From the changes of data, algorithms and human-machine relationship in these stages, we can observe the development trend of NLP.数字化转型网www.szhzxw.cn
Data
From a small amount of annotated data, a large amount of annotated data, a large amount of non-annotated data + a small amount of annotated data to a large amount of non-annotated data, more and more data will be used in the future, more text data, more other forms of data will be used, and the further future is any electronic data we can see, we should let the machine learn knowledge or ability from it.数字化转型网www.szhzxw.cn
Algorithm
The expression ability is getting more and more mixed, the scale is getting larger and larger, the self-learning ability is getting stronger and stronger, from the special to the general, along this trend, the future Jransformr is expected to be enough. But also need to replace Transformer new model, and gradually move towards general artificial intelligence.

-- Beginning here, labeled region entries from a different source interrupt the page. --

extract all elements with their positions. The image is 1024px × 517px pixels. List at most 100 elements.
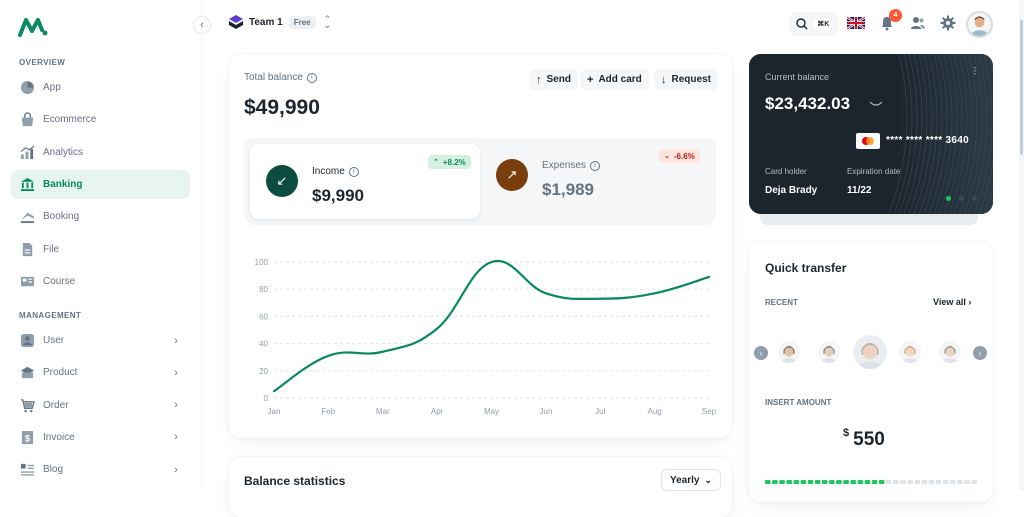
send-button[interactable]: ↑ Send xyxy=(529,69,578,90)
slider-segment xyxy=(786,480,792,484)
contacts-icon[interactable] xyxy=(910,15,926,31)
team-name: Team 1 xyxy=(249,16,283,28)
carousel-dot-active[interactable] xyxy=(946,196,951,201)
team-switcher[interactable]: Team 1 Free ⌃ ⌄ xyxy=(229,15,331,30)
chevron-right-icon[interactable]: › xyxy=(174,366,178,379)
info-icon: i xyxy=(348,166,359,177)
x-tick-label: Mar xyxy=(376,407,390,416)
sidebar-item-file[interactable]: File xyxy=(11,235,190,264)
recent-contact-avatar[interactable] xyxy=(818,341,840,363)
sidebar-item-course[interactable]: Course xyxy=(11,267,190,296)
course-icon xyxy=(19,273,35,289)
expenses-value: $1,989 xyxy=(542,180,594,199)
sidebar-item-user[interactable]: User › xyxy=(11,326,190,355)
chevron-right-icon[interactable]: › xyxy=(174,463,178,476)
trend-up-icon: ⌃ xyxy=(433,159,439,166)
user-icon xyxy=(19,333,35,349)
currency-symbol: $ xyxy=(843,427,850,439)
slider-segment xyxy=(772,480,778,484)
sidebar-item-label: Course xyxy=(43,275,76,287)
sidebar-item-app[interactable]: App xyxy=(11,73,190,102)
chevron-right-icon[interactable]: › xyxy=(174,334,178,347)
add-card-button[interactable]: + Add card xyxy=(580,69,649,90)
recent-contact-avatar[interactable] xyxy=(939,341,961,363)
request-button[interactable]: ↓ Request xyxy=(654,69,718,90)
sidebar-item-product[interactable]: Product › xyxy=(11,358,190,387)
income-arrow-icon: ↙ xyxy=(266,165,298,197)
expenses-arrow-icon: ↗ xyxy=(496,159,528,191)
slider-segment xyxy=(914,480,921,484)
income-tab[interactable]: ↙ Income i $9,990 ⌃ +8.2% xyxy=(250,144,480,219)
x-tick-label: May xyxy=(484,407,499,416)
search-button[interactable]: ⌘K xyxy=(789,12,839,36)
view-all-link[interactable]: View all › xyxy=(933,297,971,307)
slider-segment xyxy=(942,480,949,484)
eye-closed-icon[interactable] xyxy=(869,101,883,109)
total-balance-card: Total balance i $49,990 ↑ Send + Add card … xyxy=(229,54,732,438)
sidebar-item-label: Product xyxy=(43,367,78,379)
booking-icon xyxy=(19,209,35,225)
sidebar-item-label: Order xyxy=(43,399,69,411)
expenses-tab[interactable]: ↗ Expenses i $1,989 ⌄ -6.6% xyxy=(484,144,710,219)
slider-segment xyxy=(921,480,928,484)
x-tick-label: Apr xyxy=(431,407,444,416)
scrollbar-thumb[interactable] xyxy=(1020,20,1023,155)
expenses-change-badge: ⌄ -6.6% xyxy=(659,149,700,163)
y-tick-label: 80 xyxy=(259,285,268,294)
collapse-sidebar-button[interactable]: ‹ xyxy=(193,16,211,34)
amount-slider[interactable] xyxy=(765,480,977,484)
plus-icon: + xyxy=(587,73,594,86)
sidebar-item-ecommerce[interactable]: Ecommerce xyxy=(11,105,190,134)
user-avatar[interactable] xyxy=(966,11,993,38)
sidebar-item-invoice[interactable]: $ Invoice › xyxy=(11,423,190,452)
recent-label: RECENT xyxy=(765,298,798,307)
sidebar-item-banking[interactable]: Banking xyxy=(11,169,190,199)
uk-flag-icon[interactable] xyxy=(847,16,865,30)
slider-segment xyxy=(878,480,885,484)
settings-gear-icon[interactable] xyxy=(940,15,956,31)
amount-value: 550 xyxy=(853,429,885,450)
slider-segment xyxy=(814,480,821,484)
banking-icon xyxy=(19,176,35,192)
y-tick-label: 60 xyxy=(259,312,268,321)
carousel-dot[interactable] xyxy=(959,196,964,201)
transfer-amount[interactable]: $550 xyxy=(843,427,885,451)
period-select[interactable]: Yearly ⌄ xyxy=(661,469,721,491)
previous-contact-button[interactable]: ‹ xyxy=(754,346,768,360)
team-logo-icon xyxy=(229,15,243,29)
arrow-down-icon: ↓ xyxy=(661,73,667,86)
quick-transfer-title: Quick transfer xyxy=(765,261,847,275)
recent-contact-avatar[interactable] xyxy=(899,341,921,363)
sidebar-item-booking[interactable]: Booking xyxy=(11,202,190,231)
info-icon[interactable]: i xyxy=(306,72,317,83)
app-icon xyxy=(19,80,35,96)
balance-series-line[interactable] xyxy=(272,259,711,393)
x-tick-label: Sep xyxy=(702,407,717,416)
recent-contact-avatar[interactable] xyxy=(853,335,887,369)
product-icon xyxy=(19,365,35,381)
info-icon: i xyxy=(589,160,600,171)
page-scrollbar[interactable] xyxy=(1019,0,1024,490)
total-balance-value: $49,990 xyxy=(244,96,320,119)
management-section-title: MANAGEMENT xyxy=(19,311,82,320)
more-options-icon[interactable]: · · · xyxy=(973,60,977,80)
sidebar-item-order[interactable]: Order › xyxy=(11,391,190,420)
sidebar-item-analytics[interactable]: Analytics xyxy=(11,138,190,167)
chevron-right-icon[interactable]: › xyxy=(174,399,178,412)
income-value: $9,990 xyxy=(312,186,364,205)
slider-segment xyxy=(885,480,892,484)
expenses-change: -6.6% xyxy=(673,151,695,161)
request-label: Request xyxy=(671,74,711,85)
period-value: Yearly xyxy=(670,474,700,486)
logo-icon[interactable] xyxy=(18,17,48,37)
total-balance-title: Total balance xyxy=(244,72,303,83)
carousel-dot[interactable] xyxy=(972,196,977,201)
recent-contact-avatar[interactable] xyxy=(778,341,800,363)
add-card-label: Add card xyxy=(598,74,642,85)
x-tick-label: Aug xyxy=(648,407,662,416)
sidebar-item-blog[interactable]: Blog › xyxy=(11,455,190,484)
total-balance-label: Total balance i xyxy=(244,72,317,83)
y-tick-label: 20 xyxy=(259,367,268,376)
chevron-right-icon[interactable]: › xyxy=(174,431,178,444)
next-contact-button[interactable]: › xyxy=(973,346,987,360)
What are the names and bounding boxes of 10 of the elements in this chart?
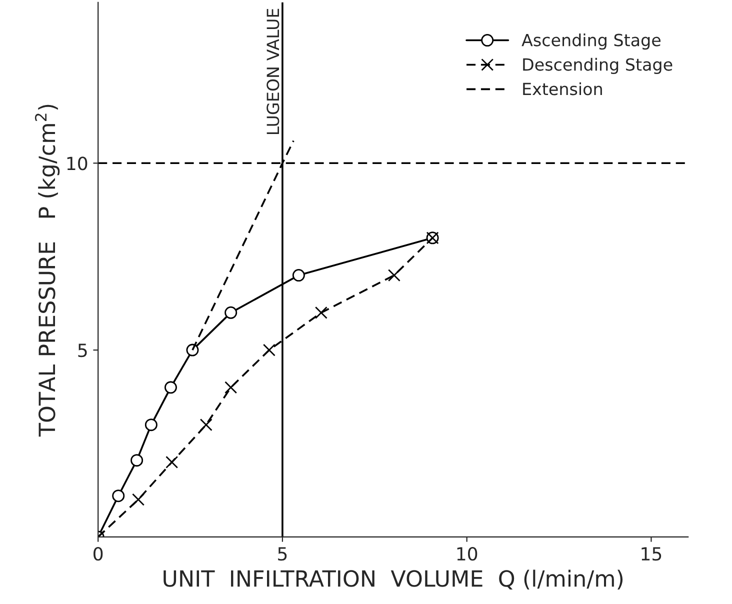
x-tick-label: 10: [457, 546, 478, 561]
x-axis-title: UNIT INFILTRATION VOLUME Q (l/min/m): [164, 570, 623, 590]
x-tick-label: 15: [642, 547, 662, 561]
x-tick-label: 5: [278, 547, 287, 561]
ref-line-label: LUGEON VALUE: [266, 8, 280, 134]
legend-label: Extension: [523, 82, 602, 96]
y-axis-title: TOTAL PRESSURE P (kg/cm$^{2}$): [34, 104, 60, 437]
legend-label: Descending Stage: [523, 58, 672, 74]
legend-label: Ascending Stage: [522, 33, 660, 50]
x-tick-label: 0: [94, 546, 103, 561]
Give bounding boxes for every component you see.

Man-machine relationship.数字化转型网www.szhzxw.cn
The role of human gradually shifted from instructor to supervisor, and in the future. There may be human-machine collaboration, machine-to-person learning, adult to machine learning, and finally, human expansion by machine.数字化转型网www.szhzxw.cn
More articles about big model, such as big model data, big model success stories, big model solutions, etc. Can be read in the Big Model column of the Digital Transformation network. If you need a large model related information package. You can click the blue character to fill in the questionnaire and contact us. More exciting content can enter the readership group and communicate with millions of readers.
本文由数字化转型网(www.szhzxw.cn)转载而成,来源:MBA百科;编辑/翻译:数字化转型网默然。

免责声明: 本网站(http://www.szhzxw.cn/)内容主要来自原创、合作媒体供稿和第三方投稿,凡在本网站出现的信息,均仅供参考。本网站将尽力确保所提供信息的准确性及可靠性,但不保证有关资料的准确性及可靠性,读者在使用前请进一步核实,并对任何自主决定的行为负责。本网站对有关资料所引致的错误、不确或遗漏,概不负任何法律责任。
本网站刊载的所有内容(包括但不仅限文字、图片、LOGO、音频、视频、软件、程序等) 版权归原作者所有。任何单位或个人认为本网站中的内容可能涉嫌侵犯其知识产权或存在不实内容时,请及时通知本站,予以删除。